A prostate cancer specialist breaks down prostate cancer staging and grading and identifies several shortcomings of established risk stratification methods for patients with clinically localized disease.
Mark Emberton, BSc, MBBS, FRSC (Urol), MD, FMedSci: Yes. So the reason for doing the biopsy is to find out the grade of the cancer. So is it a pussy cat that can be left alone, is it a tiger that needs immediate intervention, or is it something in between. Typically there were five numbers associated with prostate cancer grading, and this is Dr. Gleason's score. So 1, 2, 3, 4, and 5. There are lots of five point scales in prostate cancer. It's interesting that the Gleason score had got rid of 1, then it got rid of 2. There's debate about whether 3 has any clinical significance. 5 is rare, and so we're kind of left with a very compressed score that is largely about the proportion of pattern 4. And I think that's where we are today in terms of the utility of Gleason score and the biopsy, it's to determine the proportion of pattern 4. If there's a small amount of pattern 4, it's grade group two, if there's a larger amount of pattern 4, it's grade group three. So in other words, if it's over 50%, if it's all pattern four, it goes to grade group four. And if there's a present of pattern 5, it goes to grade group five. So it's really about the amount of pattern 4. And the way that Gleason plays out is the compression of the scale means that we're really left with a binary system of low proportion pattern 4, Gleason 3 + 4, versus higher proportion pattern 4. And if you biopsy lesions and you don't biopsy randomly, Gleason 3 + 3 disappears, and you are largely left with a pattern 4 issue. And the targeted biopsies, because they provide such a high yield of tissue, in other words we get centimeters of cancer rather than millimeters of cancer, which was associated with the historical biopsies. The pathologist is allow- is- can make a very precise determination on proportion of pattern 4.

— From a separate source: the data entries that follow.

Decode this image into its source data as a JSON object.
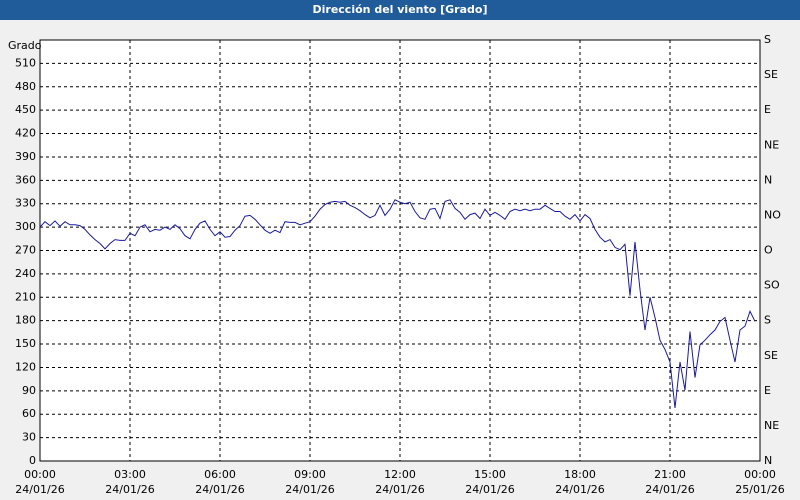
{
  "chart_data": {
    "type": "line",
    "title": "Dirección del viento [Grado]",
    "y_label": "Grado",
    "color": "#1a1aa0",
    "grid": true,
    "xlim": [
      0,
      1440
    ],
    "xticks": [
      {
        "value": 0,
        "label": "00:00 24/01/26"
      },
      {
        "value": 180,
        "label": "03:00 24/01/26"
      },
      {
        "value": 360,
        "label": "06:00 24/01/26"
      },
      {
        "value": 540,
        "label": "09:00 24/01/26"
      },
      {
        "value": 720,
        "label": "12:00 24/01/26"
      },
      {
        "value": 900,
        "label": "15:00 24/01/26"
      },
      {
        "value": 1080,
        "label": "18:00 24/01/26"
      },
      {
        "value": 1260,
        "label": "21:00 24/01/26"
      },
      {
        "value": 1440,
        "label": "00:00 25/01/26"
      }
    ],
    "ylim": [
      0,
      540
    ],
    "yticks": [
      0,
      30,
      60,
      90,
      120,
      150,
      180,
      210,
      240,
      270,
      300,
      330,
      360,
      390,
      420,
      450,
      480,
      510
    ],
    "y2lim": [
      0,
      540
    ],
    "y2ticks": [
      {
        "value": 0,
        "label": "N"
      },
      {
        "value": 45,
        "label": "NE"
      },
      {
        "value": 90,
        "label": "E"
      },
      {
        "value": 135,
        "label": "SE"
      },
      {
        "value": 180,
        "label": "S"
      },
      {
        "value": 225,
        "label": "SO"
      },
      {
        "value": 270,
        "label": "O"
      },
      {
        "value": 315,
        "label": "NO"
      },
      {
        "value": 360,
        "label": "N"
      },
      {
        "value": 405,
        "label": "NE"
      },
      {
        "value": 450,
        "label": "E"
      },
      {
        "value": 495,
        "label": "SE"
      },
      {
        "value": 540,
        "label": "S"
      }
    ],
    "x": [
      0,
      10,
      20,
      30,
      40,
      50,
      60,
      70,
      80,
      90,
      100,
      110,
      120,
      130,
      140,
      150,
      160,
      170,
      180,
      190,
      200,
      210,
      220,
      230,
      240,
      250,
      260,
      270,
      280,
      290,
      300,
      310,
      320,
      330,
      340,
      350,
      360,
      370,
      380,
      390,
      400,
      410,
      420,
      430,
      440,
      450,
      460,
      470,
      480,
      490,
      500,
      510,
      520,
      530,
      540,
      550,
      560,
      570,
      580,
      590,
      600,
      610,
      620,
      630,
      640,
      650,
      660,
      670,
      680,
      690,
      700,
      710,
      720,
      730,
      740,
      750,
      760,
      770,
      780,
      790,
      800,
      810,
      820,
      830,
      840,
      850,
      860,
      870,
      880,
      890,
      900,
      910,
      920,
      930,
      940,
      950,
      960,
      970,
      980,
      990,
      1000,
      1010,
      1020,
      1030,
      1040,
      1050,
      1060,
      1070,
      1080,
      1090,
      1100,
      1110,
      1120,
      1130,
      1140,
      1150,
      1160,
      1170,
      1180,
      1190,
      1200,
      1210,
      1220,
      1230,
      1240,
      1250,
      1260,
      1270,
      1280,
      1290,
      1300,
      1310,
      1320,
      1330,
      1340,
      1350,
      1360,
      1370,
      1380,
      1390,
      1400,
      1410,
      1420,
      1430
    ],
    "values": [
      300,
      307,
      302,
      308,
      301,
      307,
      303,
      303,
      302,
      297,
      290,
      284,
      279,
      272,
      279,
      284,
      283,
      283,
      292,
      289,
      300,
      303,
      294,
      297,
      296,
      300,
      297,
      303,
      298,
      289,
      285,
      297,
      305,
      308,
      297,
      289,
      294,
      287,
      288,
      296,
      302,
      314,
      315,
      310,
      303,
      296,
      292,
      296,
      293,
      307,
      306,
      306,
      303,
      305,
      307,
      314,
      323,
      329,
      332,
      333,
      332,
      333,
      328,
      325,
      321,
      316,
      312,
      315,
      328,
      315,
      323,
      335,
      332,
      330,
      332,
      320,
      312,
      310,
      323,
      324,
      311,
      333,
      335,
      324,
      319,
      310,
      316,
      318,
      311,
      323,
      315,
      319,
      315,
      310,
      320,
      323,
      321,
      323,
      321,
      323,
      323,
      328,
      324,
      320,
      320,
      314,
      310,
      316,
      308,
      316,
      311,
      297,
      287,
      281,
      284,
      274,
      271,
      278,
      212,
      281,
      220,
      168,
      210,
      184,
      155,
      143,
      127,
      68,
      127,
      91,
      166,
      107,
      149,
      155,
      162,
      168,
      179,
      184,
      155,
      127,
      168,
      173,
      192,
      179
    ]
  }
}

So using historical risk stratifications in today's system, I think is problematic. And there are lots of categorizations of risk that are based and were formulated using transrectal biopsy, based on sextant biopsies, which we know to be very imprecise. So I was talking about this just the other day in a lecture. I think the notion of risk at present is very, very hard to determine because the- all the existing models had all the errors of the overdiagnosis and the underdiagnosis errors associated with our verification test, which was sextant transrectal biopsy. I think risk in the future is going to have to incorporate some measure of prostate cancer volume. It is very, very strange that our TNM classification of prostate cancer risk does not include volume. It's the only solid organ cancer that doesn't. And I think there's also going to be some feature extraction that we can get from imaging. So in other words, MRI derivatives are getting better and better at giving us some inclination of the type of Gleason score that is within the prostate. And also whether there are histological variants of the Gleason pattern, such as the cribriform pattern, which many people think makes the cancer more aggressive. So I think we're at a point that we need to abandon historical risk classification systems and think about new ones that incorporate all the new information that we're currently eliciting. And that includes information on volume, possibly location within the prostate, possibly multiplicity, and in future will include molecular inputs both from the blood, from the urine and from the tissue.